That doesn’t leave a lot of cash to make additional improvements that could save more water – particularly on older courses that have a lot of turf to maintain. Some courses have already closed. Others are on their last legs.
Clearly, the market still has some shaking out to do – and that’s not necessarily courses’ fault.
The department says it has no intent of putting courses out of business and has compromised on some points, such as the level of efficiency it expects from courses.
But it remains resolute that they need to use less water overall, and understandably so. We all need to conserve.
Ducey could help courses adjust to this reality
Arizona has made some effort to help other sectors adjust to this new reality. The Drought Contingency Plan helps mitigate the impact of water cuts, to varying extents, on cities and farmers as Colorado River supplies shrink.
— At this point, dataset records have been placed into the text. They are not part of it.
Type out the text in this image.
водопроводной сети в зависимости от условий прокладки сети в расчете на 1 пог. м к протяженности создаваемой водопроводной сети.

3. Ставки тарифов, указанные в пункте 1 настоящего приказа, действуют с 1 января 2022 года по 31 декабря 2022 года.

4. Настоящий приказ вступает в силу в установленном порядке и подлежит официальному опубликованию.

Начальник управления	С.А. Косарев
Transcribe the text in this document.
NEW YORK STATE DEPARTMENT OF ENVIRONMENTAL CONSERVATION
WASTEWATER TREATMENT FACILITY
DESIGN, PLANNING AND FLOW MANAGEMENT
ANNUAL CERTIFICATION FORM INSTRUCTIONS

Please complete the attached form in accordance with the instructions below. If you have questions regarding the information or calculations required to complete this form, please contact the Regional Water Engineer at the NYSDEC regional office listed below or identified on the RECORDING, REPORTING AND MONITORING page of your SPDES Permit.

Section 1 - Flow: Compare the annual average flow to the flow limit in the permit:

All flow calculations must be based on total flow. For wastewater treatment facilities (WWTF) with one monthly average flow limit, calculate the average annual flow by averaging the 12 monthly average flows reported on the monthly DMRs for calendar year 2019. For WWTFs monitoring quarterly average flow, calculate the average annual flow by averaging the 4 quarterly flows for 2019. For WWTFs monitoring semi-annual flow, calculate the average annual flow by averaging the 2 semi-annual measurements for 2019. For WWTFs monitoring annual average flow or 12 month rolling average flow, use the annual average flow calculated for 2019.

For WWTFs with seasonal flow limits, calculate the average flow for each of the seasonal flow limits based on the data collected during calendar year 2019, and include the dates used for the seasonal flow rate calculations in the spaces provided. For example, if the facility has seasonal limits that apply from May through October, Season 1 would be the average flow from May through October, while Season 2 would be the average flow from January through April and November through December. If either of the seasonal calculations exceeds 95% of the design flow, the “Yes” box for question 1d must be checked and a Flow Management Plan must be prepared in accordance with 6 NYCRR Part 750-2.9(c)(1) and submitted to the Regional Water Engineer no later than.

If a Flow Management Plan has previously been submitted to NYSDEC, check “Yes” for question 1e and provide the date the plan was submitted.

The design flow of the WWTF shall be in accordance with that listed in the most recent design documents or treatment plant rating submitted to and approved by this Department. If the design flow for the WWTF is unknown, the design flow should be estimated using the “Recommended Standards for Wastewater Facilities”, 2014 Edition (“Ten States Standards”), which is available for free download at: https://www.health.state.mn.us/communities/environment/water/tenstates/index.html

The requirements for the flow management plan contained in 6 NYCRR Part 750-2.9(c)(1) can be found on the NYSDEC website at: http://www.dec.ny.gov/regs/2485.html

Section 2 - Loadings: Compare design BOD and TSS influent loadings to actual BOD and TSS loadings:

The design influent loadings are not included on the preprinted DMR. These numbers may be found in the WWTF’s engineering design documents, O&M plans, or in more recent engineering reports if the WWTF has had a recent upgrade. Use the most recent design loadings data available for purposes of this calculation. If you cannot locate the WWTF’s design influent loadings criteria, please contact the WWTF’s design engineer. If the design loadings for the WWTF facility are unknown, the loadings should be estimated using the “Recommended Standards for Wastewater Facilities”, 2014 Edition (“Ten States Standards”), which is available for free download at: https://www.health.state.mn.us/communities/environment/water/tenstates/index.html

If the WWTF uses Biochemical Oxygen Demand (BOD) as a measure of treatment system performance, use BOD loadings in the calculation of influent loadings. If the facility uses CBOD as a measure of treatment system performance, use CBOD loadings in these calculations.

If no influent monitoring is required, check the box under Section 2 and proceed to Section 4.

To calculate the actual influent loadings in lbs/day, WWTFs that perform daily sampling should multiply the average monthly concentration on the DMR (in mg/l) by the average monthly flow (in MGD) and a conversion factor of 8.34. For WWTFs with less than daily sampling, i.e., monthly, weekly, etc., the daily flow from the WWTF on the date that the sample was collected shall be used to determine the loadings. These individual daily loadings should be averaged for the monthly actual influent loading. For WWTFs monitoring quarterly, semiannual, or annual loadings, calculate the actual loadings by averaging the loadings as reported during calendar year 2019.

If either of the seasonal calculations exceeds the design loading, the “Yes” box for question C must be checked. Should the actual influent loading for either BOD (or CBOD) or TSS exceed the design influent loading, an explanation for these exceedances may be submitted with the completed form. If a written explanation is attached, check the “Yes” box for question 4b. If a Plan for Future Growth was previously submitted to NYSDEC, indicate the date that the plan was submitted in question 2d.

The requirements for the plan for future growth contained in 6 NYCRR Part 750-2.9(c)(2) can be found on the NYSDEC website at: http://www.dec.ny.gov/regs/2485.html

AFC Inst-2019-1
That’s where Gov. Ducey could step in to help resolve this feud.
He could create a best management practices committee like the one he revived for farmers after they protested proposed changes to a popular irrigation program. Farmers proposed some stipulations that would require more of them, as a show of good faith.
What resulted was a far more realistic program that both sides could live with, plus a working relationship to do more in the future.
Even better, Ducey could ask golf courses to agree to cuts and then work to provide a one-time step down into this new reality – perhaps by securing grants or loans to remove additional turf and replace it with drought-tolerant landscaping or to extend reclaimed water to courses, a la the system Scottsdale created for 23 courses to keep them off groundwater.
Digging in helps no one in this debate
But digging in helps no one.
There already is a public perception that using water for recreation is wasteful. Courses in places like California – which forces cuts on users during state-declared droughts – continue to raise the bar on turf removal and other conservation efforts not just to withstand those cuts, but also to shore up their image with players and the wider community.
Because they know that is key in a hotter, drier place that also must attract a new generation of golfers to survive.
It’s no different in Arizona.
Courses are contending with public perception as much as they are the state. It’s in their interest to trim water use – even if they’ve already done a lot – and shift the debate toward finding funding to help them make these cuts and more.